Big businesses see bright future in renewable energy

By Louise Ho Source:Global Times Published: 2014-4-22 20:43:01

Illustration: Lu Ting/GT



The use of renewable energy has become more important than ever over recent years as human civilization copes with increasingly severe natural disasters wrought by climate change and ecological degradation. Forward thinking multinational companies have been early to jump on the green bandwagon with huge investments in clean energy designed to manage operating expenses over the long run.

A recent example here comes from Swedish furniture company IKEA, which announced at the Bicameral Task Force on Climate Change on April 10, that it had purchased a wind farm with 49 turbines in Hoopeston, Illinois, slated to start operation in the first half of 2015. This marks the latest, not to mention the biggest, investment in renewable energy by IKEA after the home furnishing retailer became one of the largest private commercial users of solar power in the US, where it currently owns 550,000 photovoltaic panels. Reports say that IKEA has invested more than $150 billion in solar panels in the US over the last three years.

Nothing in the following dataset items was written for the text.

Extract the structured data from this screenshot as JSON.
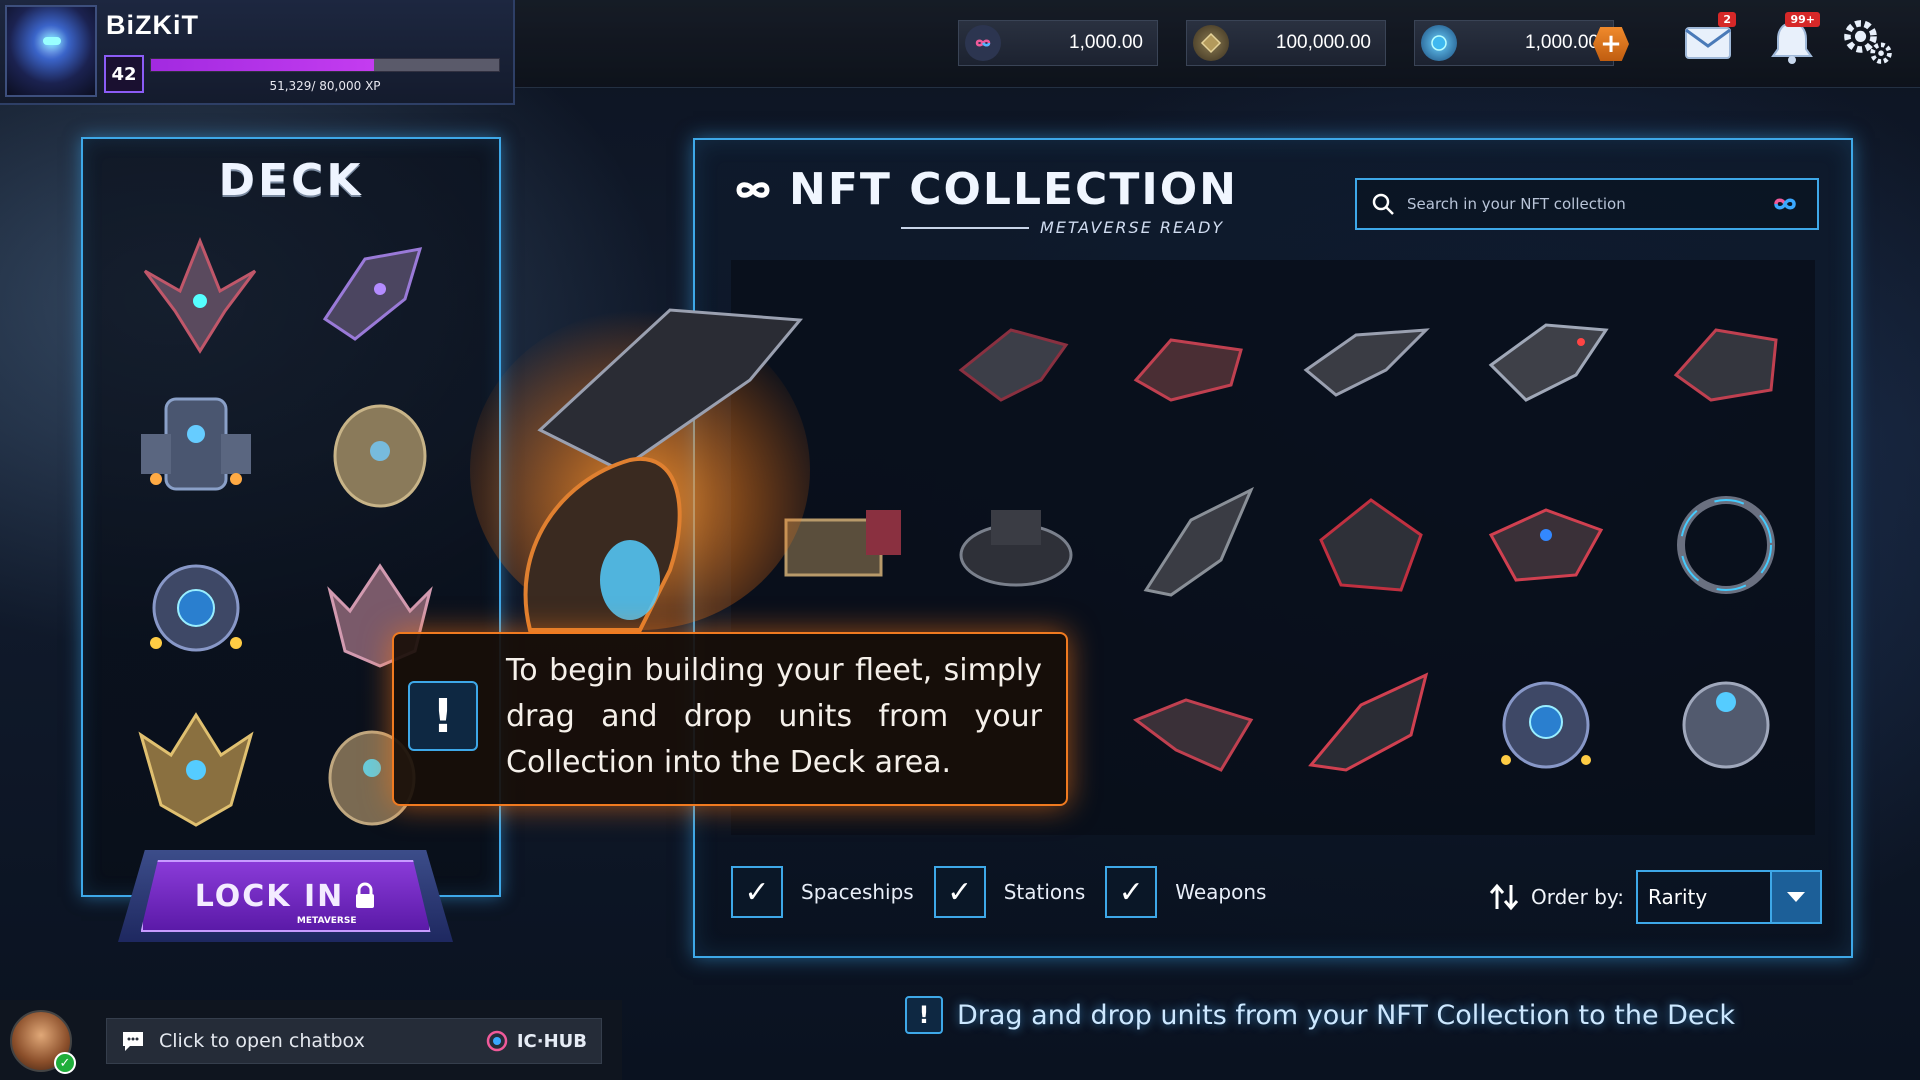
{
  "player": {
    "name": "BiZKiT",
    "level": "42",
    "xp_text": "51,329/ 80,000 XP",
    "xp_fraction": 0.64
  },
  "currencies": [
    {
      "icon": "infinity-token-icon",
      "value": "1,000.00"
    },
    {
      "icon": "gold-coin-icon",
      "value": "100,000.00"
    },
    {
      "icon": "crystal-gem-icon",
      "value": "1,000.00"
    }
  ],
  "notifications": {
    "mail_count": "2",
    "alerts_count": "99+"
  },
  "deck": {
    "title": "DECK",
    "lock_in_label": "LOCK IN",
    "lock_in_sub": "METAVERSE"
  },
  "collection": {
    "title": "NFT COLLECTION",
    "subtitle": "METAVERSE READY",
    "search_placeholder": "Search in your NFT collection",
    "filters": [
      "Spaceships",
      "Stations",
      "Weapons"
    ],
    "order_label": "Order by:",
    "order_value": "Rarity"
  },
  "tooltip": {
    "text": "To begin building your fleet, simply drag and drop units from your Collection into the Deck area."
  },
  "chat": {
    "placeholder": "Click to open chatbox",
    "hub_label": "IC·HUB"
  },
  "hint": {
    "text": "Drag and drop units from your NFT Collection to the Deck"
  },
  "colors": {
    "panel_border": "#3ea8e8",
    "accent_purple": "#8b5cf6",
    "tooltip_border": "#f07a20"
  }
}
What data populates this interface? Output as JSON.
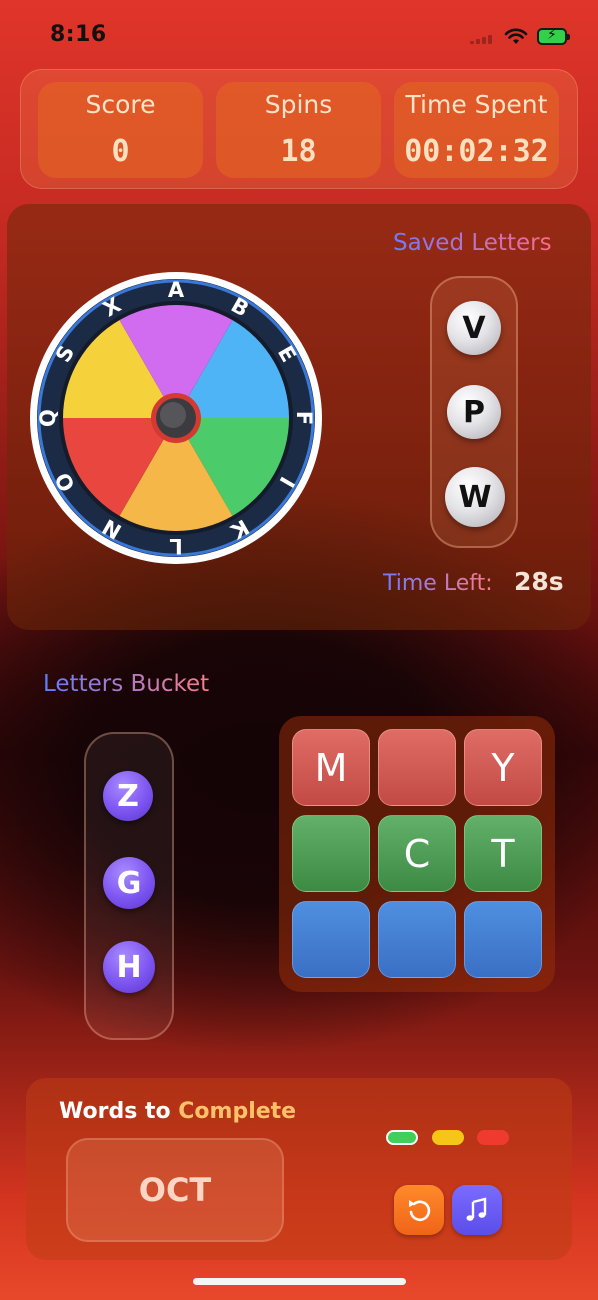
{
  "status": {
    "time": "8:16"
  },
  "stats": [
    {
      "label": "Score",
      "value": "0"
    },
    {
      "label": "Spins",
      "value": "18"
    },
    {
      "label": "Time Spent",
      "value": "00:02:32"
    }
  ],
  "wheel": {
    "letters": [
      "A",
      "B",
      "E",
      "F",
      "I",
      "K",
      "L",
      "N",
      "O",
      "Q",
      "S",
      "X"
    ],
    "segment_colors": [
      "#4fb4f5",
      "#4ccb6a",
      "#f5b748",
      "#e8463e",
      "#f5d23c",
      "#d16bf0"
    ]
  },
  "saved": {
    "title": "Saved Letters",
    "letters": [
      "V",
      "P",
      "W"
    ],
    "time_left_label": "Time Left:",
    "time_left_value": "28s"
  },
  "bucket": {
    "title": "Letters Bucket",
    "letters": [
      "Z",
      "G",
      "H"
    ]
  },
  "grid": {
    "rows": [
      {
        "color": "red",
        "cells": [
          "M",
          "",
          "Y"
        ]
      },
      {
        "color": "green",
        "cells": [
          "",
          "C",
          "T"
        ]
      },
      {
        "color": "blue",
        "cells": [
          "",
          "",
          ""
        ]
      }
    ]
  },
  "words": {
    "title_part1": "Words to",
    "title_part2": "Complete",
    "current_word": "OCT",
    "indicator_colors": [
      "#3fd05a",
      "#f5c518",
      "#f03a30"
    ]
  },
  "buttons": {
    "undo_icon": "undo-icon",
    "music_icon": "music-icon"
  }
}
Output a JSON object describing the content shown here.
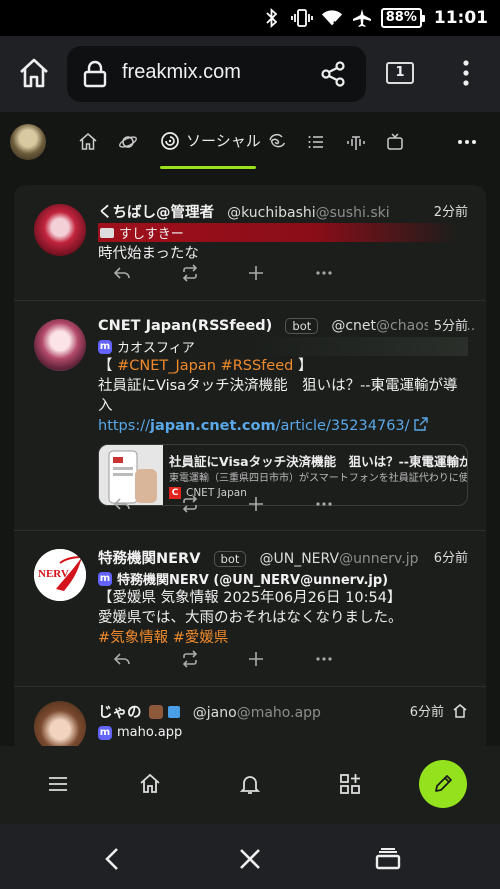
{
  "status_bar": {
    "icons": [
      "bluetooth-icon",
      "vibrate-icon",
      "wifi-icon",
      "airplane-icon"
    ],
    "battery": "88%",
    "time": "11:01"
  },
  "browser": {
    "url": "freakmix.com",
    "tab_count": "1"
  },
  "nav": {
    "active_tab": "ソーシャル",
    "accent": "#9ee21d",
    "tab_icons": [
      "home-icon",
      "planet-icon",
      "social-icon",
      "galaxy-icon",
      "list-icon",
      "antenna-icon",
      "tv-icon"
    ]
  },
  "notes": [
    {
      "display_name": "くちばし@管理者",
      "username": "@kuchibashi",
      "host": "@sushi.ski",
      "time": "2分前",
      "instance_name": "すしすきー",
      "text": "時代始まったな"
    },
    {
      "display_name": "CNET Japan(RSSfeed)",
      "bot_label": "bot",
      "username": "@cnet",
      "host": "@chaospher...",
      "time": "5分前",
      "instance_name": "カオスフィア",
      "text_prefix": "【",
      "tag1": "#CNET_Japan",
      "tag2": "#RSSfeed",
      "text_suffix": "】",
      "text_line2": "社員証にVisaタッチ決済機能　狙いは？--東電運輸が導入",
      "link_scheme": "https://",
      "link_host": "japan.cnet.com",
      "link_path": "/article/35234763/",
      "preview": {
        "title": "社員証にVisaタッチ決済機能　狙いは？--東電運輸が...",
        "description": "東電運輸（三重県四日市市）がスマートフォンを社員証代わりに使え...",
        "site": "CNET Japan",
        "site_mark": "C"
      }
    },
    {
      "display_name": "特務機関NERV",
      "bot_label": "bot",
      "username": "@UN_NERV",
      "host": "@unnerv.jp",
      "time": "6分前",
      "instance_name": "特務機関NERV (@UN_NERV@unnerv.jp)",
      "text_line1": "【愛媛県 気象情報 2025年06月26日 10:54】",
      "text_line2": "愛媛県では、大雨のおそれはなくなりました。",
      "tag1": "#気象情報",
      "tag2": "#愛媛県",
      "avatar_text": "NERV"
    },
    {
      "display_name": "じゃの",
      "username": "@jano",
      "host": "@maho.app",
      "time": "6分前",
      "instance_name": "maho.app"
    }
  ],
  "tag_color": "#f08a2c",
  "link_color": "#5aa8e8"
}
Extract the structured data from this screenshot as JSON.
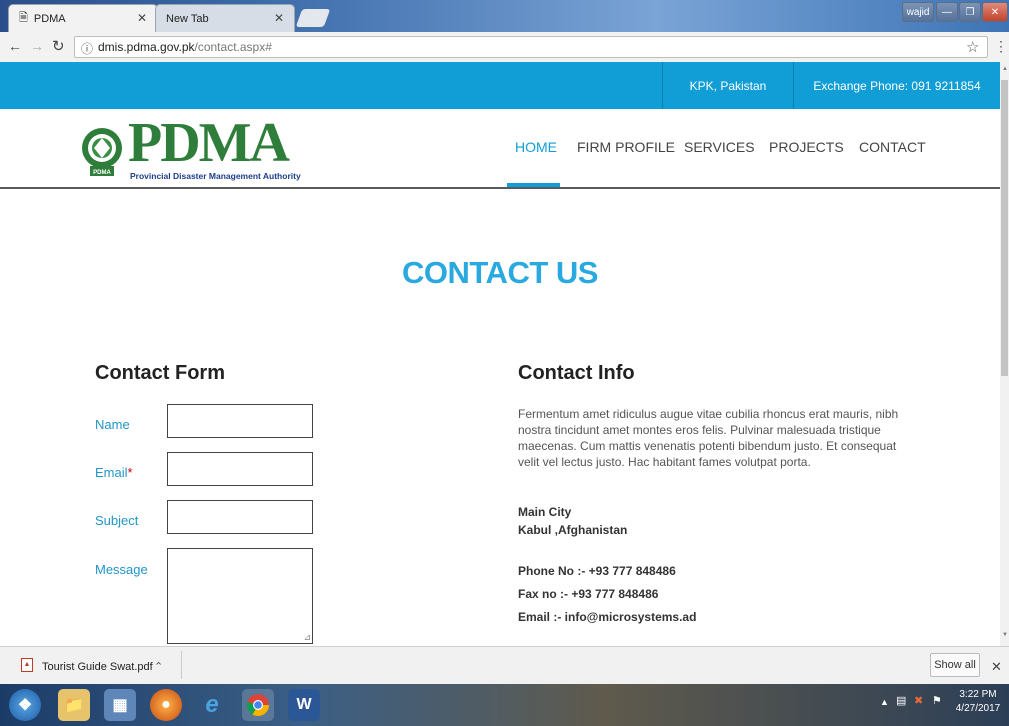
{
  "browser": {
    "tabs": [
      {
        "title": "PDMA"
      },
      {
        "title": "New Tab"
      }
    ],
    "user_badge": "wajid",
    "url_host": "dmis.pdma.gov.pk",
    "url_path": "/contact.aspx#"
  },
  "site": {
    "top_strip": {
      "location": "KPK, Pakistan",
      "exchange_phone": "Exchange Phone: 091 9211854"
    },
    "logo": {
      "brand": "PDMA",
      "tagline": "Provincial Disaster Management Authority"
    },
    "nav": [
      "HOME",
      "FIRM PROFILE",
      "SERVICES",
      "PROJECTS",
      "CONTACT"
    ],
    "accent_color": "#119ed6"
  },
  "page": {
    "title": "CONTACT US",
    "form": {
      "heading": "Contact Form",
      "name_label": "Name",
      "email_label": "Email",
      "email_required_mark": "*",
      "subject_label": "Subject",
      "message_label": "Message"
    },
    "info": {
      "heading": "Contact Info",
      "description": "Fermentum amet ridiculus augue vitae cubilia rhoncus erat mauris, nibh nostra tincidunt amet montes eros felis. Pulvinar malesuada tristique maecenas. Cum mattis venenatis potenti bibendum justo. Et consequat velit vel lectus justo. Hac habitant fames volutpat porta.",
      "city": "Main City",
      "address": "Kabul ,Afghanistan",
      "phone": "Phone No :- +93 777 848486",
      "fax": "Fax no :- +93 777 848486",
      "email": "Email :- info@microsystems.ad"
    }
  },
  "downloads": {
    "file": "Tourist Guide Swat.pdf",
    "show_all": "Show all"
  },
  "taskbar": {
    "time": "3:22 PM",
    "date": "4/27/2017"
  }
}
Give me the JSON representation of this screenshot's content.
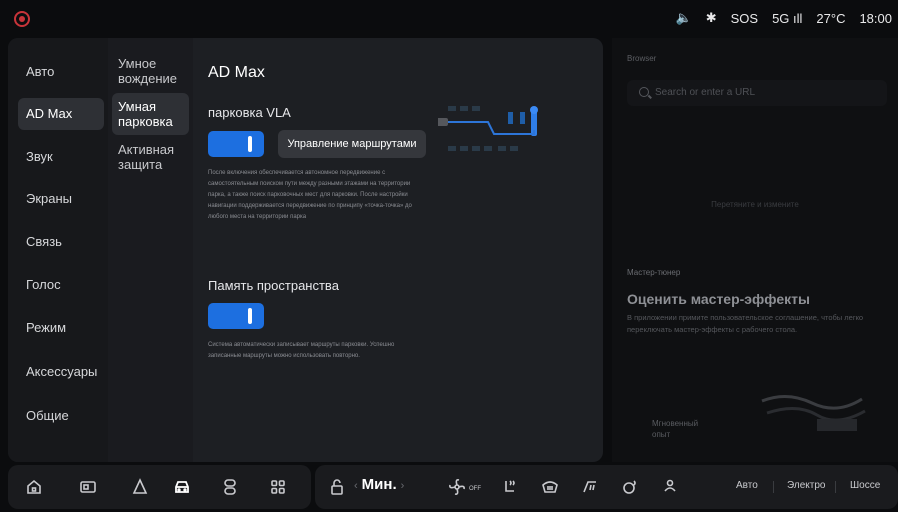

But IKEA's wind farm is not meant to generate energy for its North American stores, Rob Olson, chief financial officer for IKEA's US operations, recently told MarketWatch. Instead, the electricity produced by the farm will be sold back to local grid operators. This farm will be added to the wind assets now being run by IKEA in eight countries. IKEA says it plans to look for more wind opportunities in the future.

With investments in wind, solar and geothermal energy, IKEA is getting closer to its goal of being resource and energy independent by 2020 as stated in its sustainability report for 2013. The company has allocated $2 billion on energy projects from 2009 to 2015.

Along with other multinational brands like Intel, IKEA signed a "climate declaration" in coordination with BICEP (Business for Innovative Climate and Energy Policy) in April 2013, which recognizes that tackling climate change is "one of the greatest economic opportunities of the 21st century," according to IKEA's sustainability report.

Meanwhile, the Solar Means Business Report identified Wal-Mart as the top commercial solar energy user in the US last year. The retail chain also indicated it wants to produce all of its energy from renewable sources by 2020 by increasing construction of clean energy projects in the US.

In Silicon Valley, Google and Apple have also made big investments in renewable energy. Apple's solar farm in Maiden, North Carolina, provides clean energy for its data centers. For Google, as much as 34 percent of the company's daily operations are now powered by alternative resources, according to a report by CNBC in February, quoting Rick Needham, Google's director of energy and sustainability.

Google needs to look to alternative energy to power its data centers around the world because in the fourth quarter of last year alone, it spent $2.25 billion on infrastructure building, said Needham.

The tech company has invested more than $1 billion in 15 reusable energy projects and has plans to invest more as it looks to lower overall operating costs for the company. The latest move by Google involves the operation of a solar thermal plant in Ivanpah, California, in February, which is reportedly the largest of its kind in the world.

All the big companies mentioned above - IKEA, Wal-Mart, Apple and Google - share a common goal for their facilities to be completely powered by renewable energy in the next five to 10 years. Multinational companies are in a race to produce their own renewable energy because having access to alternative energy lowers operational expenses and keeps retail costs low.

As IKEA's Rob Olson stated at the Bicameral Task Force, "… it makes good financial sense. We invest in our own renewable energy sources so that we can control our exposure to fluctuating electricity costs and continue providing great value to our customers."

Investing more in alternative resources can also promote the brand image of these companies. It sends a clear message to shareholders and customers that they care about the environment and envision for more efficient future.

A study in late 2012 by Calvert Investment, Ceres and the World Wildlife Fund shows many of the world's largest companies realize the importance of clean energy to business. Companies like AT&T and General Motors have made commitments to renewable energy and greenhouse gas reductions even after the economic downturn in the US, according to the study.

All these pledges sound good on paper, but whether the lofty goals of these big brands can be realized, and how much value these new energies can bring to companies, remains uncertain. Multinational companies face challenges such as inconsistent government policies in operating new energy assets in different parts of the world. Governments worldwide should recognize the importance of alternative energy and introduce more accommodative policies for businesses.